FAQ: Часто задаваемые вопросы
Как контейнеры находят друг друга по имени?
Docker Compose встраивает в создаваемые сети встроенный DNS-сервер. Когда контейнер пытается разрешить имя сервиса (например, db), DNS возвращает внутренний IP-адрес этого контейнера в данной сети.
Можно ли подключить существующий контейнер к сети Compose?
Да, если сеть определена как external. Используйте команду docker network connect [NETWORK_NAME] [CONTAINER_NAME].

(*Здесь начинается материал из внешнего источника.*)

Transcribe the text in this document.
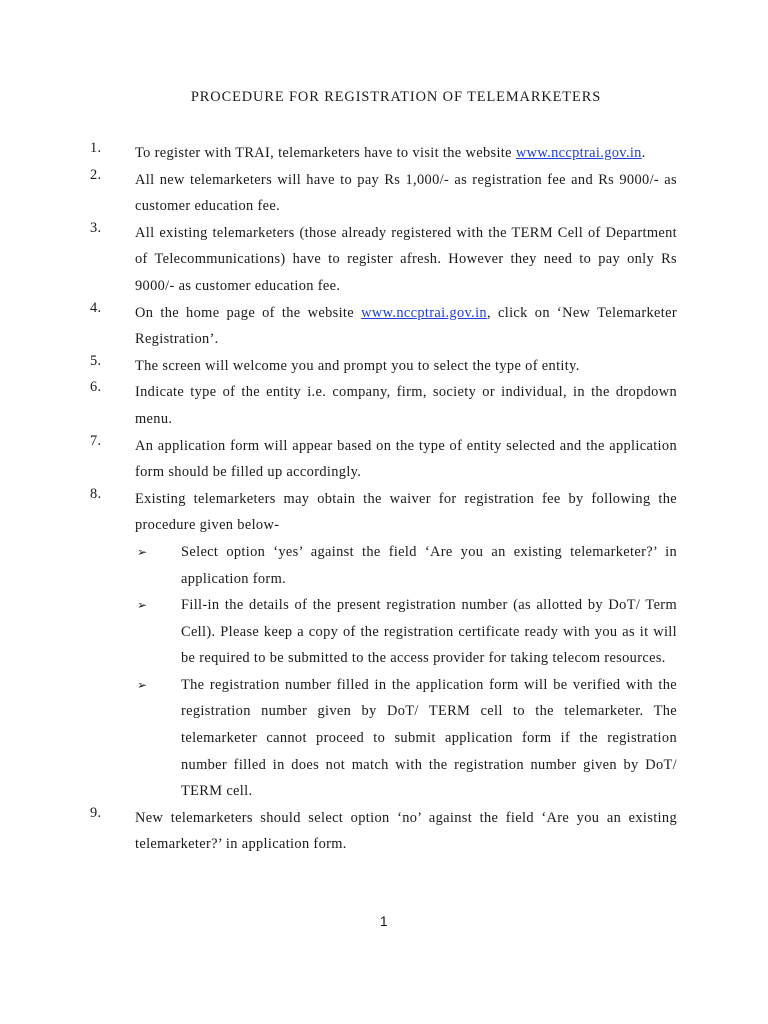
PROCEDURE FOR REGISTRATION OF TELEMARKETERS
1. To register with TRAI, telemarketers have to visit the website www.nccptrai.gov.in.
2. All new telemarketers will have to pay Rs 1,000/- as registration fee and Rs 9000/- as customer education fee.
3. All existing telemarketers (those already registered with the TERM Cell of Department of Telecommunications) have to register afresh. However they need to pay only Rs 9000/- as customer education fee.
4. On the home page of the website www.nccptrai.gov.in, click on ‘New Telemarketer Registration’.
5. The screen will welcome you and prompt you to select the type of entity.
6. Indicate type of the entity i.e. company, firm, society or individual, in the dropdown menu.
7. An application form will appear based on the type of entity selected and the application form should be filled up accordingly.
8. Existing telemarketers may obtain the waiver for registration fee by following the procedure given below-
➢ Select option ‘yes’ against the field ‘Are you an existing telemarketer?’ in application form.
➢ Fill-in the details of the present registration number (as allotted by DoT/ Term Cell). Please keep a copy of the registration certificate ready with you as it will be required to be submitted to the access provider for taking telecom resources.
➢ The registration number filled in the application form will be verified with the registration number given by DoT/ TERM cell to the telemarketer. The telemarketer cannot proceed to submit application form if the registration number filled in does not match with the registration number given by DoT/ TERM cell.
9. New telemarketers should select option ‘no’ against the field ‘Are you an existing telemarketer?’ in application form.
1
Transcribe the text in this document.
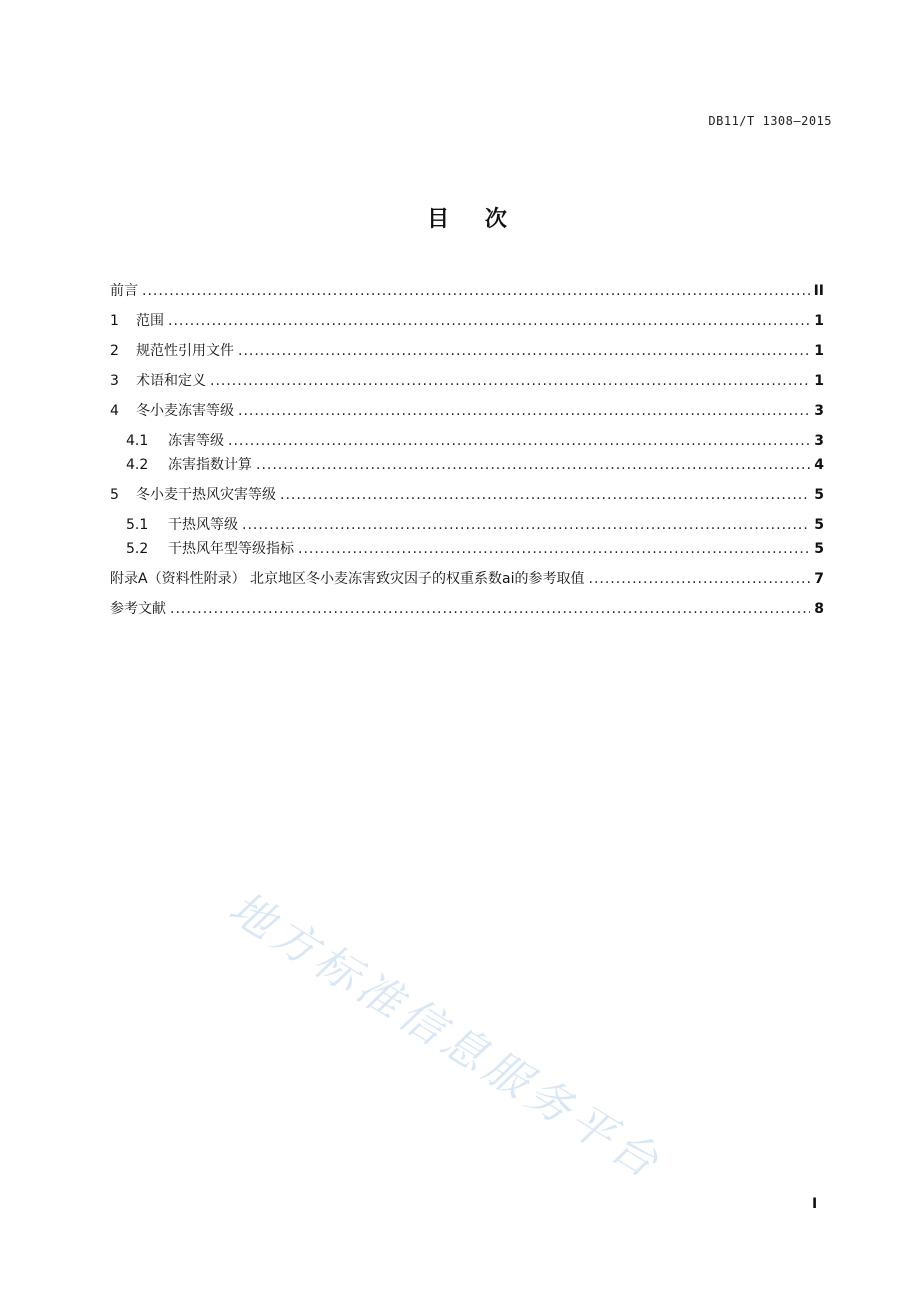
DB11/T 1308—2015
目 次
前言 .....	II
1	范围 .....	1
2	规范性引用文件 .....	1
3	术语和定义 .....	1
4	冬小麦冻害等级 .....	3
4.1	冻害等级 .....	3
4.2	冻害指数计算 .....	4
5	冬小麦干热风灾害等级 .....	5
5.1	干热风等级 .....	5
5.2	干热风年型等级指标 .....	5
附录A（资料性附录） 北京地区冬小麦冻害致灾因子的权重系数ai的参考取值 .....	7
参考文献 .....	8
地方标准信息服务平台
I
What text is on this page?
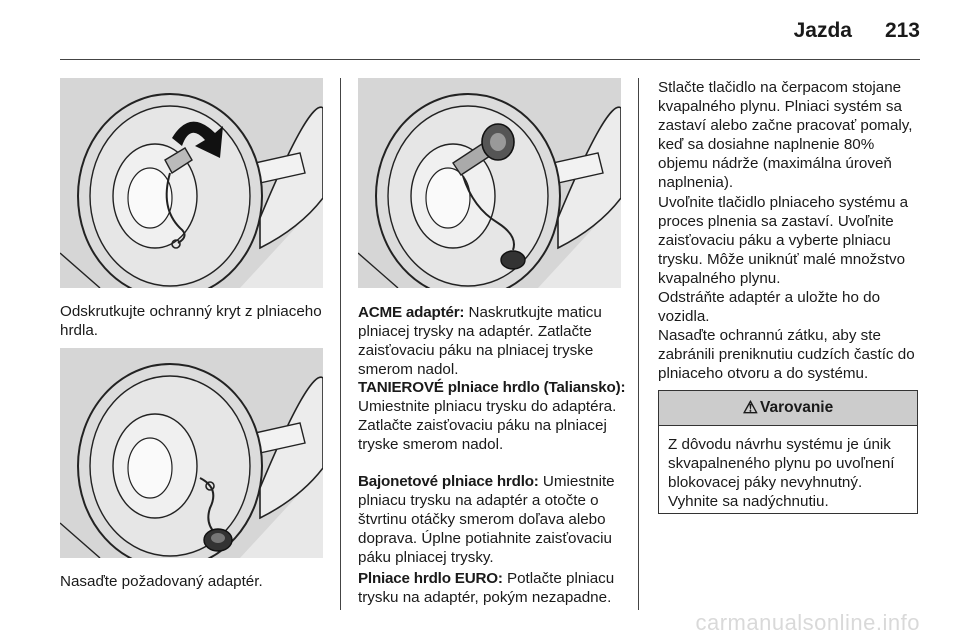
Jazda 213
Odskrutkujte ochranný kryt z plniaceho hrdla.
Nasaďte požadovaný adaptér.

ACME adaptér: Naskrutkujte maticu plniacej trysky na adaptér. Zatlačte zaisťovaciu páku na plniacej tryske smerom nadol.

TANIEROVÉ plniace hrdlo (Taliansko): Umiestnite plniacu trysku do adaptéra. Zatlačte zaisťovaciu páku na plniacej tryske smerom nadol.

Bajonetové plniace hrdlo: Umiestnite plniacu trysku na adaptér a otočte o štvrtinu otáčky smerom doľava alebo doprava. Úplne potiahnite zaisťovaciu páku plniacej trysky.

Plniace hrdlo EURO: Potlačte plniacu trysku na adaptér, pokým nezapadne.

Stlačte tlačidlo na čerpacom stojane kvapalného plynu. Plniaci systém sa zastaví alebo začne pracovať pomaly, keď sa dosiahne naplnenie 80% objemu nádrže (maximálna úroveň naplnenia).

Uvoľnite tlačidlo plniaceho systému a proces plnenia sa zastaví. Uvoľnite zaisťovaciu páku a vyberte plniacu trysku. Môže uniknúť malé množstvo kvapalného plynu.

Odstráňte adaptér a uložte ho do vozidla.

Nasaďte ochrannú zátku, aby ste zabránili preniknutiu cudzích častíc do plniaceho otvoru a do systému.

⚠ Varovanie
Z dôvodu návrhu systému je únik skvapalneného plynu po uvoľnení blokovacej páky nevyhnutný. Vyhnite sa nadýchnutiu.
carmanualsonline.info
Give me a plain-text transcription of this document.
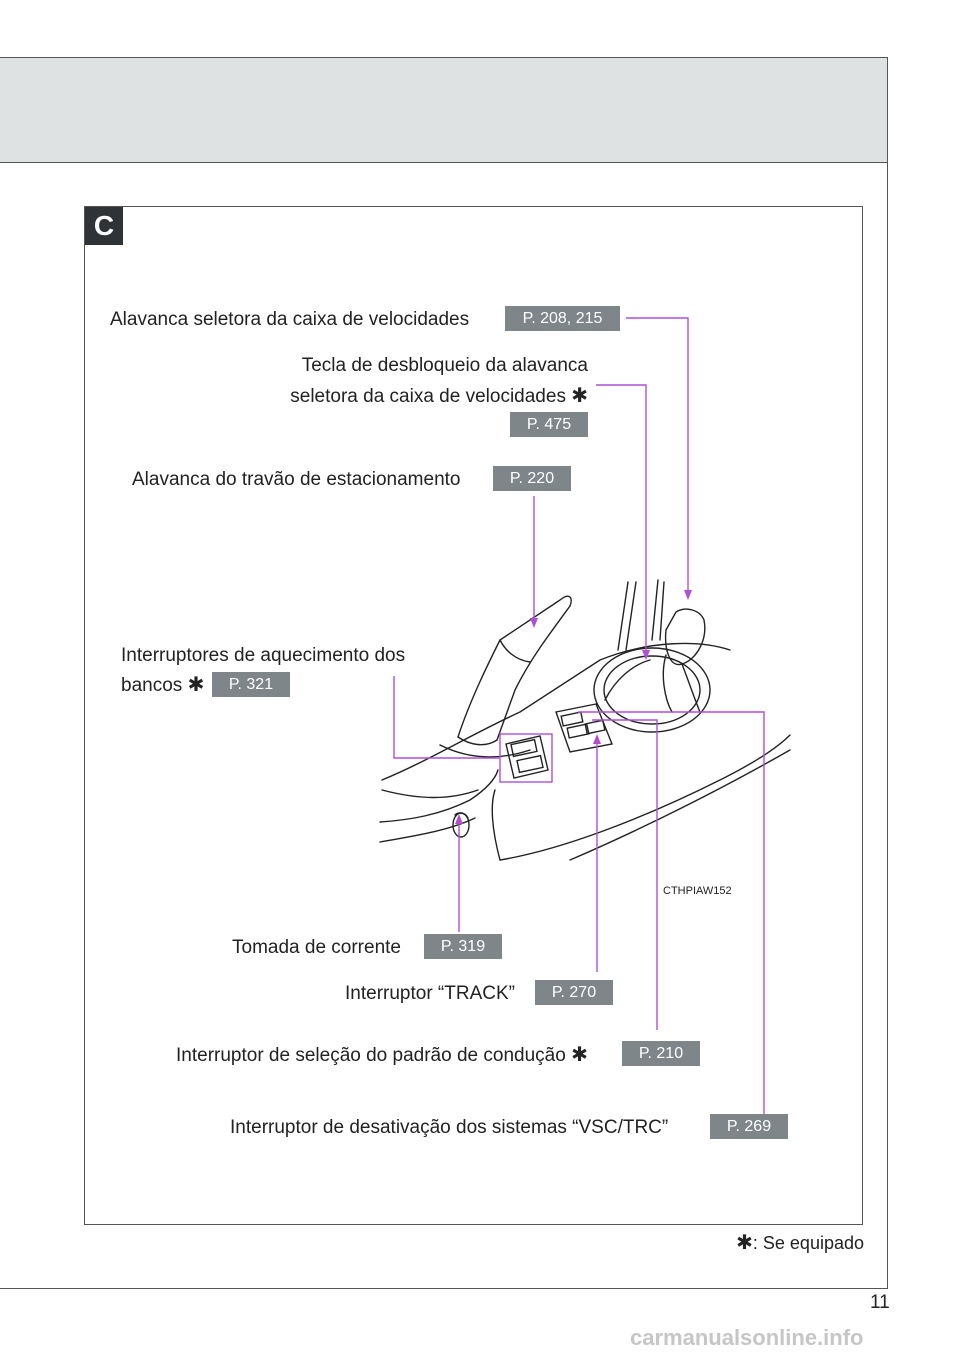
C
Alavanca seletora da caixa de velocidades	P. 208, 215
Tecla de desbloqueio da alavanca
seletora da caixa de velocidades ✱
P. 475
Alavanca do travão de estacionamento	P. 220
Interruptores de aquecimento dos
bancos ✱	P. 321
CTHPIAW152
Tomada de corrente	P. 319
Interruptor “TRACK”	P. 270
Interruptor de seleção do padrão de condução ✱	P. 210
Interruptor de desativação dos sistemas “VSC/TRC”	P. 269
✱: Se equipado
11
carmanualsonline.info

В чём разница между ports и expose?
ports публикует порты на хост-машину, делая сервис доступным извне. expose только документирует, какие порты использует сервис, и открывает их для других контейнеров в той же сети, но не публикует на хост.
Как настроить статический IP для контейнера?
Необходимо явно определить сеть с настройками IPAM (IP Address Management) и затем указать ipv4_address в конфигурации сервиса внутри этой сети.
Что такое сеть host и когда её использовать?
При использовании сети host контейнер делит сетевое пространство с хост-машиной (не имеет собственной сетевой изоляции). Это может дать выигрыш в производительности, но является менее безопасным. Используйте осторожно, в основном для высокопроизводительных сетевых приложений (например, балансировщиков нагрузки).